Aydra bit her lips together to keep the laughter at bay as she crossed her arms over her chest upon their approach.

“My king!” one of them repeated, nearly tripping on a root. “You’ve to come with us. Bael has proposed a drinking challenge as Dunthorne liked to do. You must be the one to judge it.”

The other shoved a drink into Draven’s hand and clapped his shoulder. “You know, he cheats—” the man did a double-take at Aydra standing there, and then he held his arms open wide, to which Aydra’s eyes widened at.

“Sun Queen!” the man exclaimed. “I forgot you were here! Come—” he wrapped his arm around Aydra’s shoulders “—you can judge as well.”

Aydra’s eyes met Draven’s as the Hunter started to lead her back towards their home, and Draven openly laughed at her.

The knot in her stomach didn’t waver as she followed him back to camp.

CHAPTER THIRTY-SEVEN

HER EYES DANCED with his above the firelight the rest of the afternoon and into the night. Each time she would look up from her laughter with the Venari people around her, she would meet the fire in his eyes as he spoke with people across the clearing, hands stuffed in his pockets, shoulders rounded always in her direction. Her cheeks hurt from laughing with the Venari race since darkness had approached, hearing stories of their own inner squabbles, of their dealings with the traders, their weekly food fights they liked to get in.

She watched Draven retire himself after a while, going so high up to the roof above his home that she could not see him. It wasn’t too long after that she found her nerve, and she rose from the ground, hugging the blanket around her shoulders as she walked past Lex’s figure snuggled up with a few Venari and Honest women. Lex raised her cup to Aydra and gave her a wink upon her passing. Aydra resisted the urge to kick Lex as she stepped over her to the steps of Draven’s home.

Draven was leaned against the banister when she finally made it up the grand winding staircase to the roof. His figure was illuminated in the moons’ light, hands pressed into the railing overlooking the whole of the forest below him. She paused at the top to take in the scene.

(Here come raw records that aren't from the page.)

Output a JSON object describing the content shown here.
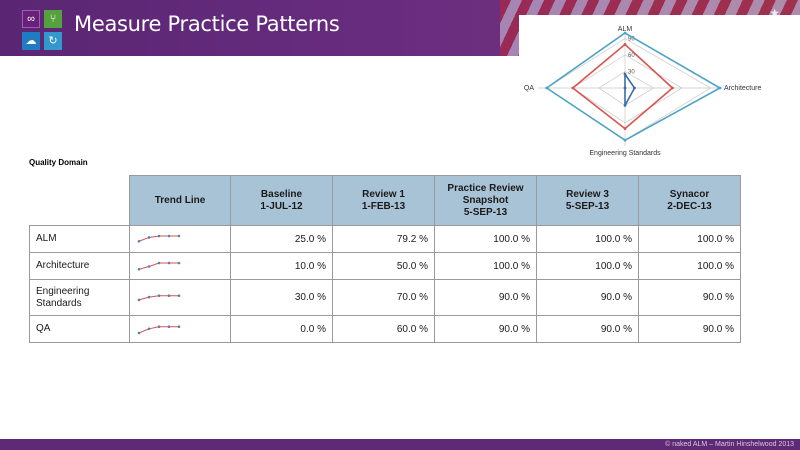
{
  "header": {
    "title": "Measure Practice Patterns",
    "logos": [
      "visual-studio-icon",
      "branch-icon",
      "cloud-icon",
      "sync-icon"
    ]
  },
  "section": {
    "label": "Quality Domain"
  },
  "table": {
    "columns": [
      "Trend Line",
      "Baseline\n1-JUL-12",
      "Review 1\n1-FEB-13",
      "Practice Review\nSnapshot\n5-SEP-13",
      "Review 3\n5-SEP-13",
      "Synacor\n2-DEC-13"
    ],
    "rows": [
      {
        "domain": "ALM",
        "values": [
          "25.0 %",
          "79.2 %",
          "100.0 %",
          "100.0 %",
          "100.0 %"
        ],
        "trend": [
          25,
          79.2,
          100,
          100,
          100
        ]
      },
      {
        "domain": "Architecture",
        "values": [
          "10.0 %",
          "50.0 %",
          "100.0 %",
          "100.0 %",
          "100.0 %"
        ],
        "trend": [
          10,
          50,
          100,
          100,
          100
        ]
      },
      {
        "domain": "Engineering\nStandards",
        "values": [
          "30.0 %",
          "70.0 %",
          "90.0 %",
          "90.0 %",
          "90.0 %"
        ],
        "trend": [
          30,
          70,
          90,
          90,
          90
        ]
      },
      {
        "domain": "QA",
        "values": [
          "0.0 %",
          "60.0 %",
          "90.0 %",
          "90.0 %",
          "90.0 %"
        ],
        "trend": [
          0,
          60,
          90,
          90,
          90
        ]
      }
    ]
  },
  "chart_data": {
    "type": "radar",
    "axes": [
      "ALM",
      "Architecture",
      "Engineering Standards",
      "QA"
    ],
    "ticks": [
      "30",
      "60",
      "90"
    ],
    "rmax": 100,
    "series": [
      {
        "color": "#4fa3c7",
        "values": [
          100,
          100,
          90,
          90
        ]
      },
      {
        "color": "#d9534f",
        "values": [
          79.2,
          50,
          70,
          60
        ]
      },
      {
        "color": "#3a6ea5",
        "values": [
          25,
          10,
          30,
          0
        ]
      }
    ],
    "colors": {
      "grid": "#c8c8c8",
      "sparkline": "#d9534f",
      "sparkline_dot": "#5a7fa8"
    }
  },
  "footer": {
    "copyright": "© naked ALM – Martin Hinshelwood 2013"
  }
}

Moons light danced off the darkening leaves on the trees. There were only two more Dead Moons cycles left in the year, and she knew after the last that the leaves would be gone, and a frost would take the bare forest over, if only for a short period of time.

The only tree taller than the one they stood in was Duarb’s great tree to the south.

She hugged her arms around her body at the slight wind breezing through the treetops.

“Did you get lost?” she heard him ask without turning around.

She crossed the space between them and stood at his side, gazing down at the scene below them as he was. “It’s beautiful up here,” she said, admiring the stars above her.

He didn’t say anything, and she felt her brows narrow at his silent figure.

“Something wrong?” she asked.

“Why did you come here?” he asked suddenly, turning to face her. “I mean… why come help me after blatantly ignoring me the last time I went to Magnice?”

Her brows narrowed. “What do you mean?”

“You acted as though I didn’t exist, as though—”

“I was being followed,” she interjected. “Belwarks watching my every move. The last thing I wanted was for them to go back and tell my brother anything that would have inevitably brought harm to you. I needed to make sure to give the illusion of our usual aversion towards one another. Anything different would have been flagged.”

“Our usual aversion towards one another usually includes at least the common decency of acknowledgement,” he argued.

“What do you want me to say?”

“I want you to tell me why you came here. The truth,” he demanded.

“I told you I would come when there was another ship. I told you I would be here. I don’t give my word lightly,” she answered haughtily. “Is that not enough?”

Something flickered in his eyes that she didn’t recognize.